Novel Genomic Risk Stratification Model for Primary Gastrointestinal Stromal Tumors (GIST) in the Adjuvant Therapy Era.
Academic Article
Overview
abstract
PURPOSE: Traditional risk stratification schemes in gastrointestinal stromal tumors (GIST) were defined in the pre-imatinib era and rely solely on clinicopathologic metrics. We hypothesize that genomic-based risk stratification is prognostically relevant in the current era of tyrosine kinase inhibitor (TKI) therapeutics. EXPERIMENTAL DESIGN: Comprehensive mutational and copy-number profiling using MSK-IMPACT was performed. We integrated clinicopathologic and genomic parameters and utilized an elastic-net penalized Cox proportional hazards machine learning model for outcome risk stratification. RESULTS: A 3-tier genomic risk stratification model for recurrence-free survival (RFS) in 152 primary localized gastric and 80 small bowel GISTs was proposed.

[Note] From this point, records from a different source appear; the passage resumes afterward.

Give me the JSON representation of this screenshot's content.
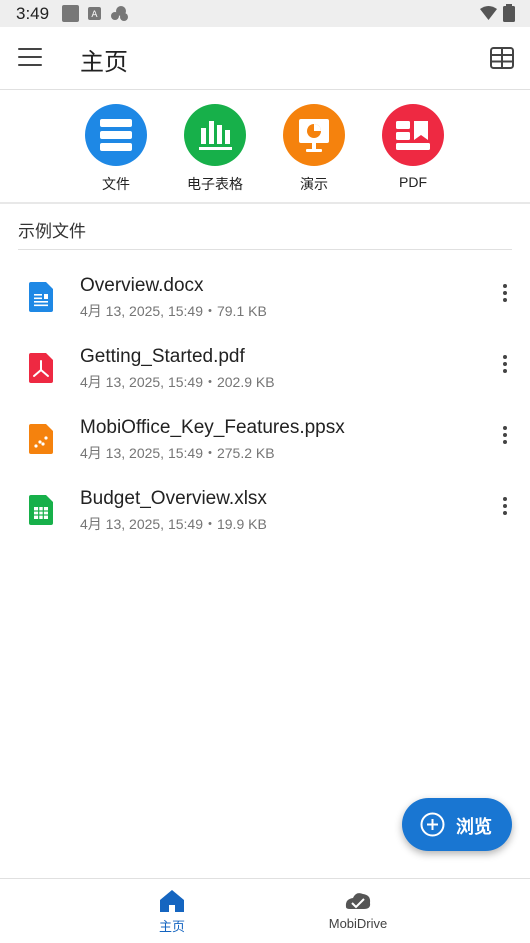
{
  "status_bar": {
    "time": "3:49"
  },
  "app_bar": {
    "title": "主页"
  },
  "quick_actions": [
    {
      "label": "文件",
      "color": "#1e88e5",
      "icon": "document-stack-icon"
    },
    {
      "label": "电子表格",
      "color": "#17b04a",
      "icon": "bar-chart-icon"
    },
    {
      "label": "演示",
      "color": "#f5820d",
      "icon": "presentation-icon"
    },
    {
      "label": "PDF",
      "color": "#ee2942",
      "icon": "pdf-icon"
    }
  ],
  "section": {
    "title": "示例文件"
  },
  "files": [
    {
      "name": "Overview.docx",
      "meta": "4月 13, 2025, 15:49・79.1 KB",
      "icon": "word-doc-icon",
      "color": "#1e88e5"
    },
    {
      "name": "Getting_Started.pdf",
      "meta": "4月 13, 2025, 15:49・202.9 KB",
      "icon": "pdf-file-icon",
      "color": "#ee2942"
    },
    {
      "name": "MobiOffice_Key_Features.ppsx",
      "meta": "4月 13, 2025, 15:49・275.2 KB",
      "icon": "slides-file-icon",
      "color": "#f5820d"
    },
    {
      "name": "Budget_Overview.xlsx",
      "meta": "4月 13, 2025, 15:49・19.9 KB",
      "icon": "sheet-file-icon",
      "color": "#17b04a"
    }
  ],
  "fab": {
    "label": "浏览"
  },
  "bottom_nav": [
    {
      "label": "主页",
      "active": true,
      "color": "#1565c0"
    },
    {
      "label": "MobiDrive",
      "active": false,
      "color": "#424242"
    }
  ]
}
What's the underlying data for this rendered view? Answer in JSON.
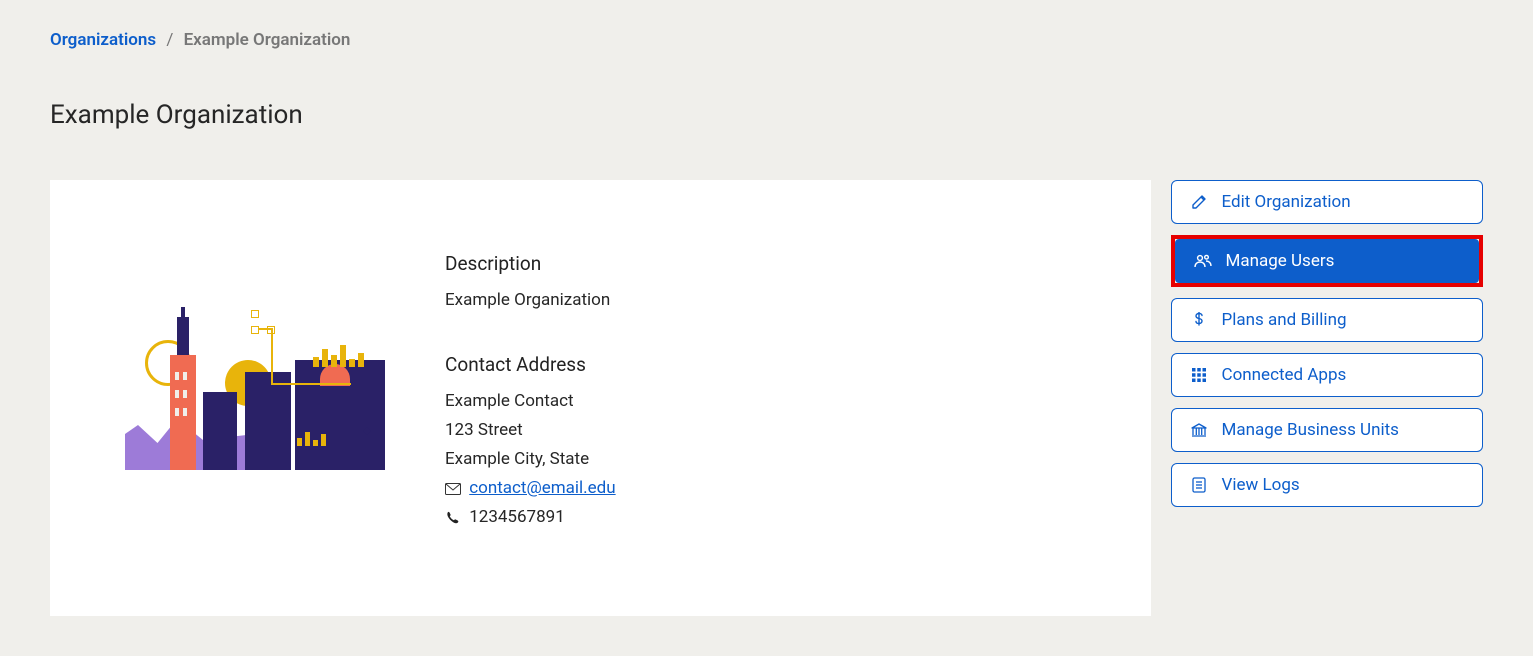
{
  "breadcrumb": {
    "parent": "Organizations",
    "current": "Example Organization"
  },
  "page_title": "Example Organization",
  "description": {
    "label": "Description",
    "value": "Example Organization"
  },
  "contact": {
    "label": "Contact Address",
    "name": "Example Contact",
    "street": "123 Street",
    "city_state": "Example City, State",
    "email": "contact@email.edu",
    "phone": "1234567891"
  },
  "actions": {
    "edit": "Edit Organization",
    "manage_users": "Manage Users",
    "plans_billing": "Plans and Billing",
    "connected_apps": "Connected Apps",
    "manage_bu": "Manage Business Units",
    "view_logs": "View Logs"
  }
}
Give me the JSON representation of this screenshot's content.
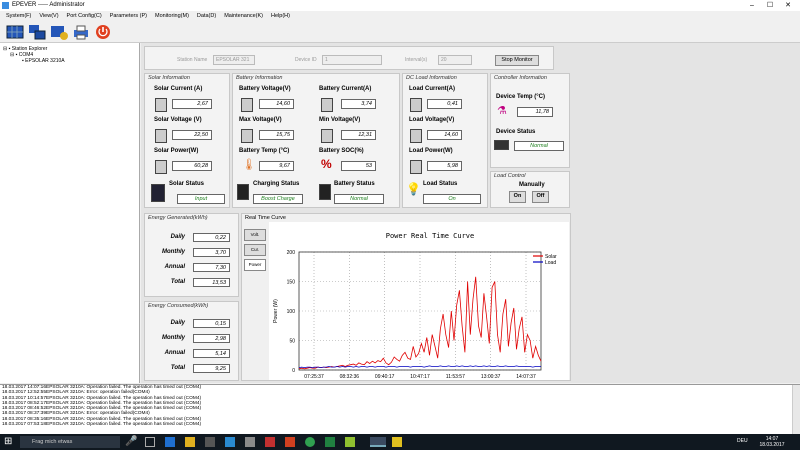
{
  "window": {
    "title": "EPEVER ----- Administrator"
  },
  "menu": [
    "System(F)",
    "View(V)",
    "Port Config(C)",
    "Parameters (P)",
    "Monitoring(M)",
    "Data(D)",
    "Maintenance(K)",
    "Help(H)"
  ],
  "tree": {
    "root": "Station Explorer",
    "port": "COM4",
    "device": "EPSOLAR 3210A"
  },
  "header": {
    "station_name_label": "Station Name",
    "station_name_value": "EPSOLAR 321",
    "device_id_label": "Device ID",
    "device_id_value": "1",
    "interval_label": "Interval(s)",
    "interval_value": "20",
    "stop_button": "Stop Monitor"
  },
  "solar": {
    "title": "Solar Information",
    "current_label": "Solar Current (A)",
    "current": "2,67",
    "voltage_label": "Solar Voltage (V)",
    "voltage": "22,50",
    "power_label": "Solar Power(W)",
    "power": "60,28",
    "status_label": "Solar Status",
    "status": "Input"
  },
  "battery": {
    "title": "Battery Information",
    "voltage_label": "Battery Voltage(V)",
    "voltage": "14,60",
    "current_label": "Battery Current(A)",
    "current": "3,74",
    "max_label": "Max Voltage(V)",
    "max": "15,75",
    "min_label": "Min Voltage(V)",
    "min": "12,31",
    "temp_label": "Battery Temp (°C)",
    "temp": "9,67",
    "soc_label": "Battery SOC(%)",
    "soc": "53",
    "charging_label": "Charging Status",
    "charging": "Boost Charge",
    "status_label": "Battery Status",
    "status": "Normal"
  },
  "dcload": {
    "title": "DC Load Information",
    "current_label": "Load Current(A)",
    "current": "0,41",
    "voltage_label": "Load Voltage(V)",
    "voltage": "14,60",
    "power_label": "Load Power(W)",
    "power": "5,98",
    "status_label": "Load Status",
    "status": "On"
  },
  "controller": {
    "title": "Controller Information",
    "temp_label": "Device Temp (°C)",
    "temp": "11,78",
    "status_label": "Device Status",
    "status": "Normal"
  },
  "loadcontrol": {
    "title": "Load Control",
    "manually": "Manually",
    "on": "On",
    "off": "Off"
  },
  "energy_gen": {
    "title": "Energy Generated(kWh)",
    "rows": [
      {
        "label": "Daily",
        "value": "0,22"
      },
      {
        "label": "Monthly",
        "value": "3,70"
      },
      {
        "label": "Annual",
        "value": "7,30"
      },
      {
        "label": "Total",
        "value": "13,53"
      }
    ]
  },
  "energy_con": {
    "title": "Energy Consumed(kWh)",
    "rows": [
      {
        "label": "Daily",
        "value": "0,15"
      },
      {
        "label": "Monthly",
        "value": "2,98"
      },
      {
        "label": "Annual",
        "value": "5,14"
      },
      {
        "label": "Total",
        "value": "9,25"
      }
    ]
  },
  "realtime": {
    "title": "Real Time Curve",
    "tabs": [
      "Volt.",
      "Cur.",
      "Power"
    ]
  },
  "chart_data": {
    "type": "line",
    "title": "Power Real Time Curve",
    "xlabel": "",
    "ylabel": "Power (W)",
    "ylim": [
      0,
      200
    ],
    "yticks": [
      0,
      50,
      100,
      150,
      200
    ],
    "xticks": [
      "07:25:37",
      "08:32:36",
      "09:40:17",
      "10:47:17",
      "11:53:57",
      "13:00:37",
      "14:07:37"
    ],
    "legend": "top-right",
    "grid": true,
    "series": [
      {
        "name": "Solar",
        "color": "#e00000",
        "values": [
          2,
          3,
          2,
          3,
          4,
          3,
          3,
          5,
          4,
          5,
          4,
          5,
          6,
          5,
          6,
          7,
          8,
          6,
          8,
          9,
          10,
          8,
          12,
          10,
          9,
          14,
          11,
          15,
          12,
          16,
          14,
          20,
          12,
          9,
          13,
          22,
          18,
          15,
          25,
          30,
          20,
          18,
          40,
          22,
          28,
          45,
          30,
          55,
          25,
          60,
          40,
          20,
          70,
          95,
          60,
          38,
          100,
          50,
          110,
          135,
          75,
          30,
          150,
          60,
          120,
          158,
          75,
          55,
          130,
          90,
          45,
          140,
          150,
          60,
          30,
          95,
          120,
          40,
          80,
          105,
          35,
          70,
          90,
          30,
          60,
          50,
          20,
          40,
          25,
          15
        ]
      },
      {
        "name": "Load",
        "color": "#0000c0",
        "values": [
          4,
          5,
          4,
          5,
          5,
          4,
          5,
          5,
          4,
          5,
          5,
          6,
          5,
          5,
          6,
          5,
          6,
          5,
          6,
          6,
          5,
          6,
          5,
          6,
          6,
          5,
          6,
          6,
          5,
          6,
          6,
          6,
          5,
          6,
          6,
          6,
          5,
          6,
          6,
          6,
          6,
          5,
          6,
          6,
          6,
          6,
          5,
          6,
          7,
          6,
          6,
          6,
          7,
          6,
          6,
          7,
          6,
          6,
          7,
          6,
          7,
          6,
          6,
          7,
          6,
          7,
          6,
          6,
          7,
          6,
          7,
          6,
          6,
          7,
          6,
          6,
          7,
          6,
          6,
          6,
          7,
          6,
          6,
          6,
          6,
          6,
          5,
          6,
          6,
          6
        ]
      }
    ]
  },
  "log": [
    "18.03.2017 14:07:16EPSOLAR 3210A: Operation failed. The operation has timed out (COM4)",
    "18.03.2017 12:52:55EPSOLAR 3210A: Error: operation failed(COM4)",
    "18.03.2017 10:14:57EPSOLAR 3210A: Operation failed. The operation has timed out (COM4)",
    "18.03.2017 08:52:17EPSOLAR 3210A: Operation failed. The operation has timed out (COM4)",
    "18.03.2017 08:46:52EPSOLAR 3210A: Operation failed. The operation has timed out (COM4)",
    "18.03.2017 08:37:39EPSOLAR 3210A: Error: operation failed(COM4)",
    "18.03.2017 08:35:16EPSOLAR 3210A: Operation failed. The operation has timed out (COM4)",
    "18.03.2017 07:53:18EPSOLAR 3210A: Operation failed. The operation has timed out (COM4)"
  ],
  "taskbar": {
    "search": "Frag mich etwas",
    "lang": "DEU",
    "time": "14:07",
    "date": "18.03.2017"
  }
}
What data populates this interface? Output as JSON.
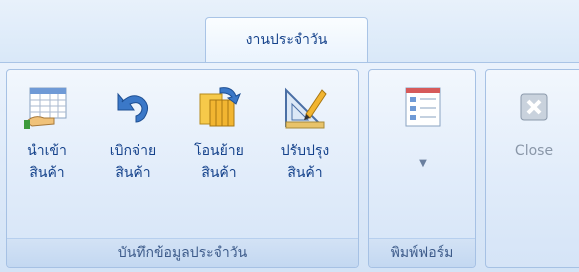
{
  "tab": {
    "label": "งานประจำวัน"
  },
  "group_daily": {
    "label": "บันทึกข้อมูลประจำวัน",
    "buttons": [
      {
        "line1": "นำเข้า",
        "line2": "สินค้า",
        "icon": "import-goods-icon"
      },
      {
        "line1": "เบิกจ่าย",
        "line2": "สินค้า",
        "icon": "undo-arrow-icon"
      },
      {
        "line1": "โอนย้าย",
        "line2": "สินค้า",
        "icon": "transfer-goods-icon"
      },
      {
        "line1": "ปรับปรุง",
        "line2": "สินค้า",
        "icon": "adjust-goods-icon"
      }
    ]
  },
  "group_forms": {
    "label": "พิมพ์ฟอร์ม",
    "dropdown_glyph": "▼",
    "icon": "form-list-icon"
  },
  "group_close": {
    "label": "Close",
    "icon": "close-icon"
  }
}
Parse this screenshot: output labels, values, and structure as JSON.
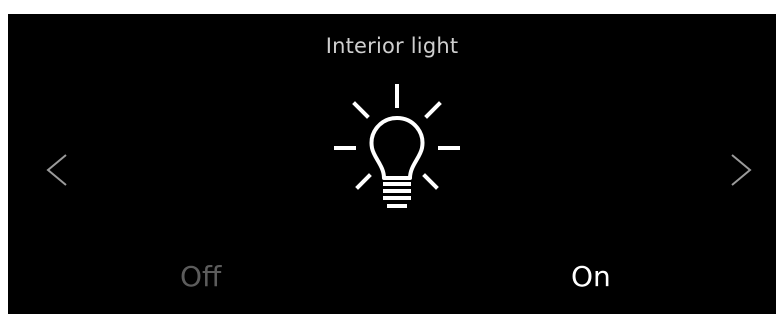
{
  "screen": {
    "title": "Interior light",
    "icon": "lightbulb-icon"
  },
  "navigation": {
    "prev_icon": "chevron-left-icon",
    "next_icon": "chevron-right-icon"
  },
  "options": {
    "off_label": "Off",
    "on_label": "On",
    "selected": "On"
  },
  "colors": {
    "background": "#000000",
    "selected_text": "#ffffff",
    "unselected_text": "#5c5c5c",
    "title_text": "#cfcfcf"
  }
}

Gastric GISTs were classified as high risk if chr1p deletion or SDHB loss was present, and intermediate risk if chr14q deletion was present or KIT exon 11 mutation was absent. Small bowel GISTs were classified as high risk if MAX/MGA/MYC, CDKN2A, or RB1 alterations were present, and intermediate risk if chr1p deletion or chr5q amplification was present. Compared with conventional risk stratification, genomic risk stratification both upgrades and downgrades, suggesting that conventional risk stratification may underestimate or overtreat some high-risk and low-risk patients, respectively. Longitudinal sequencing detected most KIT-independent genomic alterations at baseline. Subanalysis in 26 SDH-deficient GISTs revealed that presence of TP53 mutations or chr1q amplifications portends worse RFS and disease-free survival. CONCLUSIONS: We developed a novel, next-generation genomic risk stratification model for primary gastric and small bowel GISTs, complementing traditional clinicopathologic models. Future independent validation of our model in external cohorts is essential.